Le schéma est bien connu et souvent peu profitable à l’intérêt général. Une startup se lance sur un marché et a besoin d’emprunter beaucoup d’argent avant de faire du profit. Les banques refusent de lui prêter et elle se tourne donc vers le capital risque. Une fois que la startup est rentable, elle est alors revendue à ses actionnaires et le fondateur perd le contrôle de son entreprise. Les emplois et la valeur ajoutée quittent parfois le territoire, au détriment de beaucoup d’argent public investi pour favoriser l’entrepreneuriat.

Inspiration mutualiste

« Tous les créateurs de startup n’adhèrent pas à cette logique donc on a imaginé un fonds d’investissement participatif qui n’oblige pas à revendre », explique Laurence Ruffin, cofondatrice de Coopventure et dirigeante de la Scop Alma. En échangeant à partir de 2016 avec Daniel Pilaud, anciens startuper et président de Digital Grenoble, elle imagine ce projet qui vise à maintenir l’emploi et la création de valeur des entreprises sur les territoires.

En quoi ce fond est-il différent ? D’abord, Coopventure laisse plusieurs années aux sociétés pour rembourser. « Cela évite de la forcer à foncer dans la course aux bénéfices et à la croissance, qui est parfois néfaste », explique Laurence Ruffin. Mais surtout, lorsque la startup dégage des marges, elle rembourse en rachetant des parts au sein du fonds d’investissement Coopventure. « Ainsi le fonds appartient aux startups qui sont financées, détaille la cofondatrice. C’est un projet d’inspiration mutualiste. »

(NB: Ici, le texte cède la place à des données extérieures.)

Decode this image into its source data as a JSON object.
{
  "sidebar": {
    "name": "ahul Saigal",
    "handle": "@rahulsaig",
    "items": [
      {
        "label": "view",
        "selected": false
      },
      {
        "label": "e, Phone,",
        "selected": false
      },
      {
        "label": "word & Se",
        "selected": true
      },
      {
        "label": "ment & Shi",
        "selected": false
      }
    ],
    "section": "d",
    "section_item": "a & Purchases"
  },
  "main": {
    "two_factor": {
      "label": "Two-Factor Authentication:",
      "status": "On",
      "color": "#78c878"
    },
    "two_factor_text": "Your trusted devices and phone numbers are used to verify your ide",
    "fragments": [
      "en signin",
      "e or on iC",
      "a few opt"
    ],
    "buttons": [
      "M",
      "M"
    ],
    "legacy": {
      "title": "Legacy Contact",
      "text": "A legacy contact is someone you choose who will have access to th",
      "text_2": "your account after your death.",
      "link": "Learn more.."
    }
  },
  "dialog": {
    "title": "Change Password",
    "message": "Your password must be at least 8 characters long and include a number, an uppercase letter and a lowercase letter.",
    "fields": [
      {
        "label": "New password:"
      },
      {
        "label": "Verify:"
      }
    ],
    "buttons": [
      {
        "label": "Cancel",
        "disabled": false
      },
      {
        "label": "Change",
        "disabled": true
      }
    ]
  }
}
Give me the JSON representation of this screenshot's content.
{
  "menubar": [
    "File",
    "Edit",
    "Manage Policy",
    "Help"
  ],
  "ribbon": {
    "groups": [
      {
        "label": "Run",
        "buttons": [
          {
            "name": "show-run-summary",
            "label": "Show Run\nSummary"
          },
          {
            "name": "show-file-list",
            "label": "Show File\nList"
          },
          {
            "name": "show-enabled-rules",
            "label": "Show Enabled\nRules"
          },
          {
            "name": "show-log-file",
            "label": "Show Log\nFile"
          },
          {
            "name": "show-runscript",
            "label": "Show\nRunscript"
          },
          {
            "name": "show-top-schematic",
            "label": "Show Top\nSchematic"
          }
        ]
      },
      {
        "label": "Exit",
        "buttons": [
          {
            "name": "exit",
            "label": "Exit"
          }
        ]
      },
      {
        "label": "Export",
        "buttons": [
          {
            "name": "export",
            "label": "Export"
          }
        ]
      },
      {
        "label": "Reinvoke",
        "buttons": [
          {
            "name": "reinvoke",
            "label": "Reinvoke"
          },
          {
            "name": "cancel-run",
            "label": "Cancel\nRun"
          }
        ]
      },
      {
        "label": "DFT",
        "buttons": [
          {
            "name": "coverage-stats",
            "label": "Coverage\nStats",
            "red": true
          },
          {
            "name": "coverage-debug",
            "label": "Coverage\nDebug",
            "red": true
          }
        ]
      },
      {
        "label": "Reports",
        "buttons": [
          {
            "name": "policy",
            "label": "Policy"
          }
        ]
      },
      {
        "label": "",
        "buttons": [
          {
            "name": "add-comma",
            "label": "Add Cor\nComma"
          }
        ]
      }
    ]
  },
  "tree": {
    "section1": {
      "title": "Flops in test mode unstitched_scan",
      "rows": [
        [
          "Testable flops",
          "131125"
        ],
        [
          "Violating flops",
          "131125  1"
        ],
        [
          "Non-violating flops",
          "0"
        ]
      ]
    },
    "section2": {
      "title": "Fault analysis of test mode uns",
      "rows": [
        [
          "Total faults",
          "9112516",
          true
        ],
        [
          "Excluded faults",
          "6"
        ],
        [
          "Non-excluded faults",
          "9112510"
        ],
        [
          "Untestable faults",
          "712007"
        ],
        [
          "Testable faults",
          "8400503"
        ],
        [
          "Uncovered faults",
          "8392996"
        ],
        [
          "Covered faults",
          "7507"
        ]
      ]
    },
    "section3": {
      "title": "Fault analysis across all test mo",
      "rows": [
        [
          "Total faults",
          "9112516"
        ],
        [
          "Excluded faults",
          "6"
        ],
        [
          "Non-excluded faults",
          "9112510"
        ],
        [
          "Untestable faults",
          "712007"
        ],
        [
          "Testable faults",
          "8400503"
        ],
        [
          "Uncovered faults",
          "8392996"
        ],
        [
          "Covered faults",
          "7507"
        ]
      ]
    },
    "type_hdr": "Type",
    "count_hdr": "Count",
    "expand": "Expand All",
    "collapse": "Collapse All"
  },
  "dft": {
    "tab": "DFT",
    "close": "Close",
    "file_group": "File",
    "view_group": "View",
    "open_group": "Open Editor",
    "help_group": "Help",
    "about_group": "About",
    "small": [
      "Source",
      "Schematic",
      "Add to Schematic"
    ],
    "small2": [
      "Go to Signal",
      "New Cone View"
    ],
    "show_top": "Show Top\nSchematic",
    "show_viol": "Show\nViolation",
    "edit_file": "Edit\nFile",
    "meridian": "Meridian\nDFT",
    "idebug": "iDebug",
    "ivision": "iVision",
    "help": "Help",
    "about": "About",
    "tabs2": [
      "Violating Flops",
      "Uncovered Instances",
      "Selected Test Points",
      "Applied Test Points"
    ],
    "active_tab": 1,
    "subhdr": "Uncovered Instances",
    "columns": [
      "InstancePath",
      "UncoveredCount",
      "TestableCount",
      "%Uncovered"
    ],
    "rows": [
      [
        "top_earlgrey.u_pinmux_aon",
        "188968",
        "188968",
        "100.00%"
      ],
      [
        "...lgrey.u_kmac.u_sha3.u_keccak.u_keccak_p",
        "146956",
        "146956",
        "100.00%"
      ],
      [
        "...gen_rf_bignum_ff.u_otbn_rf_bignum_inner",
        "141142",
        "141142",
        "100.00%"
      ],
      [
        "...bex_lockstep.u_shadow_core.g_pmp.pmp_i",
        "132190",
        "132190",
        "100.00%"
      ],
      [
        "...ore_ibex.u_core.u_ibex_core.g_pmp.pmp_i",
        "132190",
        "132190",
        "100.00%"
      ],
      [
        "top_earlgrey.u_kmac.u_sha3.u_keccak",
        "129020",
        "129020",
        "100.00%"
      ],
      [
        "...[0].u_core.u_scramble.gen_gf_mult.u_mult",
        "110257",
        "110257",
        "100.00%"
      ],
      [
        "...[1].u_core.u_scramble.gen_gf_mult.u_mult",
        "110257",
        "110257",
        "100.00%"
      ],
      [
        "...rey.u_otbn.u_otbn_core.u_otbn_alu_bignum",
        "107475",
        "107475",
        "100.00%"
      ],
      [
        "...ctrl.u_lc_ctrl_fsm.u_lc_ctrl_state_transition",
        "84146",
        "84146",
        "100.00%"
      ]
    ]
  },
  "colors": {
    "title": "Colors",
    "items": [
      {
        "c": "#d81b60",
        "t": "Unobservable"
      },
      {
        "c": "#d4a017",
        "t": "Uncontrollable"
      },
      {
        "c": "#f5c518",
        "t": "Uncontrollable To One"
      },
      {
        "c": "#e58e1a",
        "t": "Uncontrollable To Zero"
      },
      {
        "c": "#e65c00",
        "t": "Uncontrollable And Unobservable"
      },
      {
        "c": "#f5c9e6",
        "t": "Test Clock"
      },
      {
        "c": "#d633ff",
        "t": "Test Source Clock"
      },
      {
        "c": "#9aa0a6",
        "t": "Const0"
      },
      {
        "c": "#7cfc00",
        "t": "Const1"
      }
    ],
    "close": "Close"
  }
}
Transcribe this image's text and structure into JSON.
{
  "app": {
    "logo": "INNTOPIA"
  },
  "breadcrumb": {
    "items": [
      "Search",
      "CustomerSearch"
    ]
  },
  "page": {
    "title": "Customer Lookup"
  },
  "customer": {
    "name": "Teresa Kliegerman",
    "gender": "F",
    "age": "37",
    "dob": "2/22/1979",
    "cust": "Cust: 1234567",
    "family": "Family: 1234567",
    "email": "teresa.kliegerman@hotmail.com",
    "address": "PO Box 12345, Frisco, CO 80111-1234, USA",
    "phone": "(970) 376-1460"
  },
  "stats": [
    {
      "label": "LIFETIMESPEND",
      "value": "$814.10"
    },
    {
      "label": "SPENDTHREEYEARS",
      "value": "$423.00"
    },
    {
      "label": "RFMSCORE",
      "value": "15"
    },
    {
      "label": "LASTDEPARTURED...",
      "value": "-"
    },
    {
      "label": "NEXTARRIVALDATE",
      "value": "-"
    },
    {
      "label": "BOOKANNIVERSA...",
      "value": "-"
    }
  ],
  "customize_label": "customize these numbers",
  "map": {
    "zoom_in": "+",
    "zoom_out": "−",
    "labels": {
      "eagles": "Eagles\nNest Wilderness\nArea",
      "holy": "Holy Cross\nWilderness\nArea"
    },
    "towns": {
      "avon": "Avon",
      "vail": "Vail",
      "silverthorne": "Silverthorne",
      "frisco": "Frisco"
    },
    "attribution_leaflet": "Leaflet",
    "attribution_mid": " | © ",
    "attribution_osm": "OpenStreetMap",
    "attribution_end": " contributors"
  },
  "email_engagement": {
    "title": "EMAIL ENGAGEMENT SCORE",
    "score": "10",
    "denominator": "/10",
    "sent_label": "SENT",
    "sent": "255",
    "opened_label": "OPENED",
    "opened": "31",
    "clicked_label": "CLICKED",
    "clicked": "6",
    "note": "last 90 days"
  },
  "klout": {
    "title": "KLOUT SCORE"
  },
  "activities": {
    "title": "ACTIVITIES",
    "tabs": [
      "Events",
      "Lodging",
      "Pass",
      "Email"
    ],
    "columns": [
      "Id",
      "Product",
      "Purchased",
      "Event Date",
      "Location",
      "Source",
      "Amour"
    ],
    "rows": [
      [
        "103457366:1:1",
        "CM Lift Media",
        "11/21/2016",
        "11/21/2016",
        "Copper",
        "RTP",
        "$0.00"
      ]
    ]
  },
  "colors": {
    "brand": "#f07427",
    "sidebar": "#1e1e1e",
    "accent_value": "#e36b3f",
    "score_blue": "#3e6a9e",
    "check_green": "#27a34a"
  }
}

Laurence Ruffin, fondatrice de Coopventure.

Entreprises avec valeurs

Coopventure veut rassembler 10 millions d’euros avant de lancer ses premiers financements. « Beaucoup d’acteurs (Crédit Coopératif, Groupe UP, métropole de Grenoble) sont prêts à embarquer dans l’aventure, explique Laurence Ruffin, qui assure avoir déjà rassemblé 8 millions d’euros. Mais cela prend du temps, car c’est un montage juridique pionnier en France. » Des fonds comparables, appelés Evergreen existent en effet déjà à l’étranger.

Du côté des startupers, l’enthousiasme serait lui aussi présent. « Nous avons déjà reçu beaucoup de dossier de coopératives ou de SAS qui partagent nos valeurs », raconte Laurence Ruffin.Quelque soit leur statut, ces entreprises devront d’ailleurs s’engager sur un certain nombre de points comme le fait d’appartenir en partie à ses salariés. Les deux fondateurs espèrent se lancer en janvier 2019 pour enfin « rapprocher le monde de la French Tech et de celui des coopératives ».